The exploit involved an investor’s 2-of-4 Safe multi-signature wallet. The attacker deployed a fake Etherscan-verified contract that appeared legitimate, complete with multiple batch payment functions. The victim unknowingly authorized malicious transactions disguised inside normal approvals through the Request Finance app. Once approved, $3.047 million in USDC was drained. The attacker then swapped the tokens into Ethereum and funneled them through Tornado Cash, making the trail hard to trace. Blockchain experts say this incident highlights how phishing scams are becoming more refined and dangerous.

Why was the fake Etherscan-verified contract effective in this phishing exploit?

The attacker relied on trust signals that investors often use. Etherscan verification is seen as proof of legitimacy, so a fake but verified contract reduces suspicion. The contract also contained functions resembling batch payments, which made it look like a useful tool. Because it mirrored the first and last characters of the intended recipient address, the victim believed the approval was safe.

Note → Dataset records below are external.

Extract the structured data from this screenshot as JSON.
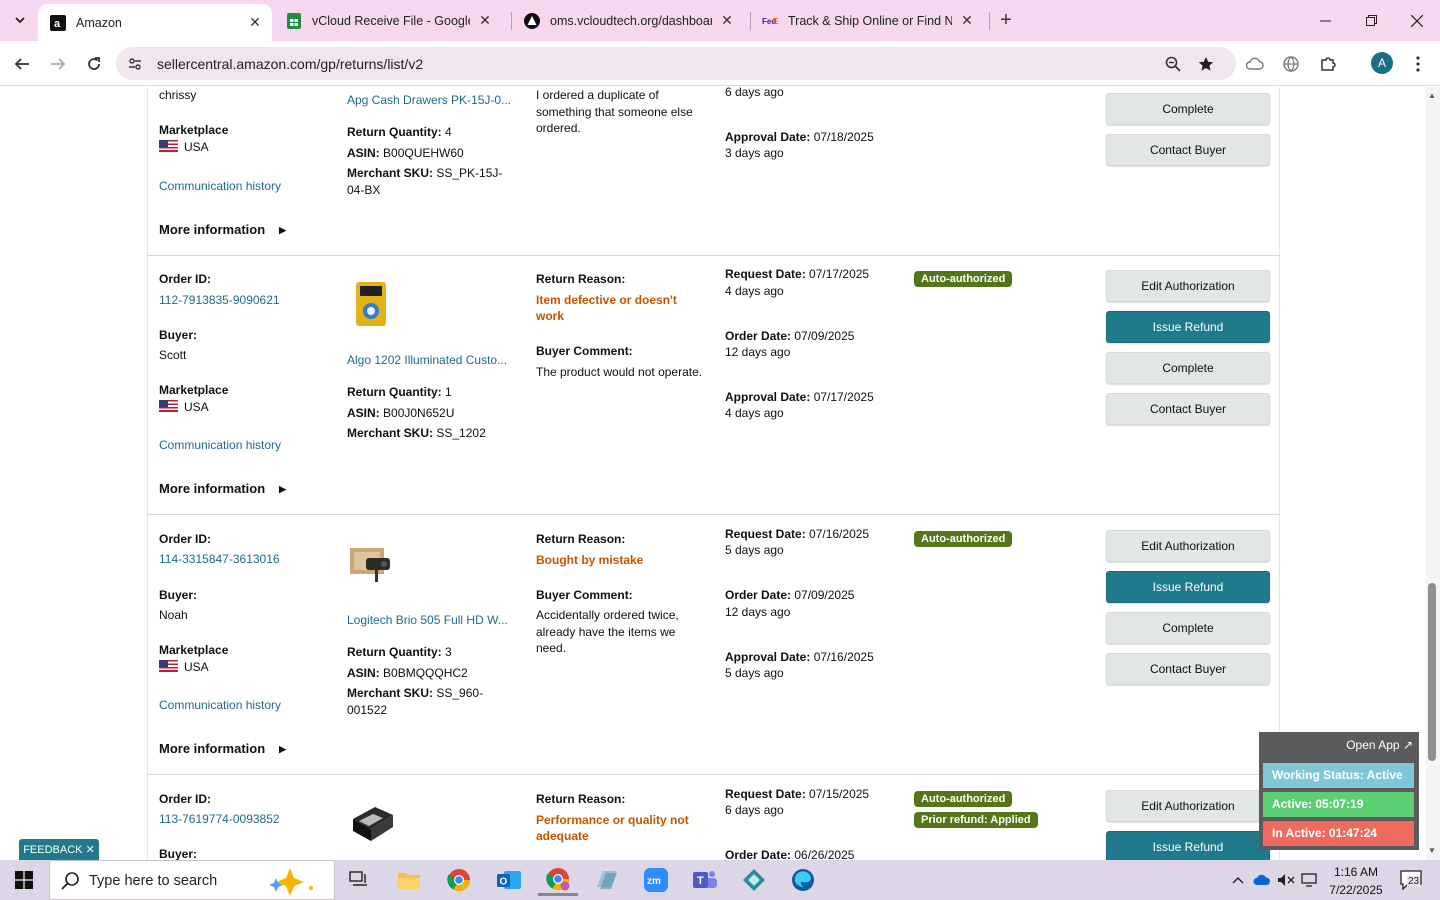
{
  "browser": {
    "tabs": [
      {
        "title": "Amazon",
        "active": true
      },
      {
        "title": "vCloud Receive File - Google Sh",
        "active": false
      },
      {
        "title": "oms.vcloudtech.org/dashboard",
        "active": false
      },
      {
        "title": "Track & Ship Online or Find Ne",
        "active": false
      }
    ],
    "url": "sellercentral.amazon.com/gp/returns/list/v2",
    "profile_initial": "A"
  },
  "returns": [
    {
      "buyer": "chrissy",
      "marketplace_label": "Marketplace",
      "marketplace": "USA",
      "communication_link": "Communication history",
      "product_title": "Apg Cash Drawers PK-15J-0...",
      "return_quantity_label": "Return Quantity:",
      "return_quantity": "4",
      "asin_label": "ASIN:",
      "asin": "B00QUEHW60",
      "sku_label": "Merchant SKU:",
      "sku": "SS_PK-15J-04-BX",
      "comment": "I ordered a duplicate of something that someone else ordered.",
      "order_date_ago": "6 days ago",
      "approval_label": "Approval Date:",
      "approval_date": "07/18/2025",
      "approval_ago": "3 days ago",
      "more_info": "More information",
      "buttons": [
        "Complete",
        "Contact Buyer"
      ]
    },
    {
      "order_id_label": "Order ID:",
      "order_id": "112-7913835-9090621",
      "buyer_label": "Buyer:",
      "buyer": "Scott",
      "marketplace_label": "Marketplace",
      "marketplace": "USA",
      "communication_link": "Communication history",
      "product_title": "Algo 1202 Illuminated Custo...",
      "return_quantity_label": "Return Quantity:",
      "return_quantity": "1",
      "asin_label": "ASIN:",
      "asin": "B00J0N652U",
      "sku_label": "Merchant SKU:",
      "sku": "SS_1202",
      "reason_label": "Return Reason:",
      "reason": "Item defective or doesn't work",
      "comment_label": "Buyer Comment:",
      "comment": "The product would not operate.",
      "request_label": "Request Date:",
      "request_date": "07/17/2025",
      "request_ago": "4 days ago",
      "order_label": "Order Date:",
      "order_date": "07/09/2025",
      "order_ago": "12 days ago",
      "approval_label": "Approval Date:",
      "approval_date": "07/17/2025",
      "approval_ago": "4 days ago",
      "badge": "Auto-authorized",
      "more_info": "More information",
      "buttons": [
        "Edit Authorization",
        "Issue Refund",
        "Complete",
        "Contact Buyer"
      ]
    },
    {
      "order_id_label": "Order ID:",
      "order_id": "114-3315847-3613016",
      "buyer_label": "Buyer:",
      "buyer": "Noah",
      "marketplace_label": "Marketplace",
      "marketplace": "USA",
      "communication_link": "Communication history",
      "product_title": "Logitech Brio 505 Full HD W...",
      "return_quantity_label": "Return Quantity:",
      "return_quantity": "3",
      "asin_label": "ASIN:",
      "asin": "B0BMQQQHC2",
      "sku_label": "Merchant SKU:",
      "sku": "SS_960-001522",
      "reason_label": "Return Reason:",
      "reason": "Bought by mistake",
      "comment_label": "Buyer Comment:",
      "comment": "Accidentally ordered twice, already have the items we need.",
      "request_label": "Request Date:",
      "request_date": "07/16/2025",
      "request_ago": "5 days ago",
      "order_label": "Order Date:",
      "order_date": "07/09/2025",
      "order_ago": "12 days ago",
      "approval_label": "Approval Date:",
      "approval_date": "07/16/2025",
      "approval_ago": "5 days ago",
      "badge": "Auto-authorized",
      "more_info": "More information",
      "buttons": [
        "Edit Authorization",
        "Issue Refund",
        "Complete",
        "Contact Buyer"
      ]
    },
    {
      "order_id_label": "Order ID:",
      "order_id": "113-7619774-0093852",
      "buyer_label": "Buyer:",
      "reason_label": "Return Reason:",
      "reason": "Performance or quality not adequate",
      "request_label": "Request Date:",
      "request_date": "07/15/2025",
      "request_ago": "6 days ago",
      "order_label": "Order Date:",
      "order_date": "06/26/2025",
      "badge": "Auto-authorized",
      "badge2": "Prior refund: Applied",
      "buttons": [
        "Edit Authorization",
        "Issue Refund"
      ]
    }
  ],
  "feedback": "FEEDBACK",
  "status_widget": {
    "open_app": "Open App",
    "working_status": "Working Status: Active",
    "active": "Active: 05:07:19",
    "inactive": "In Active: 01:47:24",
    "colors": {
      "working": "#7fc6d6",
      "active": "#5ccf73",
      "inactive": "#ef6b5f"
    }
  },
  "taskbar": {
    "search_placeholder": "Type here to search",
    "time": "1:16 AM",
    "date": "7/22/2025",
    "notifications": "23"
  }
}
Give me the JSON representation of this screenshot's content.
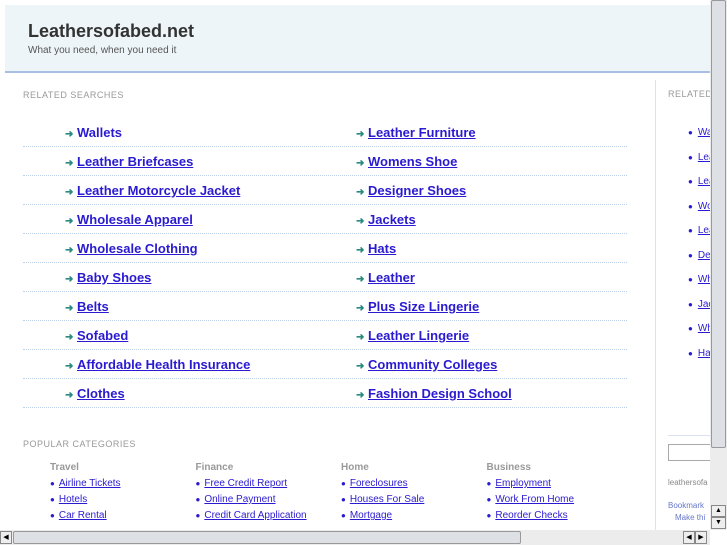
{
  "header": {
    "title": "Leathersofabed.net",
    "tagline": "What you need, when you need it"
  },
  "related": {
    "label": "RELATED SEARCHES",
    "left": [
      "Wallets",
      "Leather Briefcases",
      "Leather Motorcycle Jacket",
      "Wholesale Apparel",
      "Wholesale Clothing",
      "Baby Shoes",
      "Belts",
      "Sofabed",
      "Affordable Health Insurance",
      "Clothes"
    ],
    "right": [
      "Leather Furniture",
      "Womens Shoe",
      "Designer Shoes",
      "Jackets",
      "Hats",
      "Leather",
      "Plus Size Lingerie",
      "Leather Lingerie",
      "Community Colleges",
      "Fashion Design School"
    ]
  },
  "popular": {
    "label": "POPULAR CATEGORIES",
    "columns": [
      {
        "title": "Travel",
        "links": [
          "Airline Tickets",
          "Hotels",
          "Car Rental"
        ]
      },
      {
        "title": "Finance",
        "links": [
          "Free Credit Report",
          "Online Payment",
          "Credit Card Application"
        ]
      },
      {
        "title": "Home",
        "links": [
          "Foreclosures",
          "Houses For Sale",
          "Mortgage"
        ]
      },
      {
        "title": "Business",
        "links": [
          "Employment",
          "Work From Home",
          "Reorder Checks"
        ]
      }
    ]
  },
  "sidebar": {
    "label": "RELATED",
    "links": [
      "Wa",
      "Lea",
      "Lea",
      "Wo",
      "Lea",
      "De",
      "Wh",
      "Jac",
      "Wh",
      "Ha"
    ],
    "domain_text": "leathersofa",
    "bookmark": "Bookmark",
    "make": "Make thi"
  },
  "colors": {
    "link": "#2a1ad0",
    "arrow": "#2a8a80",
    "header_bg": "#eef5f8"
  }
}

These design choices exploited user reliance on visual checks and platform verification, which are no longer fully reliable in protecting against phishing.

How can crypto investors protect themselves against such wallet exploits?

Investors should verify addresses more thoroughly, not only by checking the first and last characters. They should also limit the number of apps authorized to manage transactions and review contract code when possible. Multi-signature wallets add security, but they are not foolproof against phishing. Using hardware wallets, setting transaction alerts, and splitting funds across different wallets can reduce risk. Education remains key. Investors must stay updated on new phishing methods and adopt a cautious mindset when approving any transaction, no matter how familiar it looks.

What does this incident mean for the future of blockchain security?

This incident underscores that blockchain security is not only about strong cryptography, but also about protecting human decision-making. Attackers are shifting toward exploiting user trust in verified contracts, familiar apps, and recognizable addresses. Developers need to design systems that make abnormal approvals easier to detect. At the same time, platforms like Etherscan and finance apps must strengthen contract verification processes to prevent misuse. The broader takeaway is that user education and ecosystem-level improvements must evolve together. Without both, phishing incidents will keep escalating in sophistication and financial damage.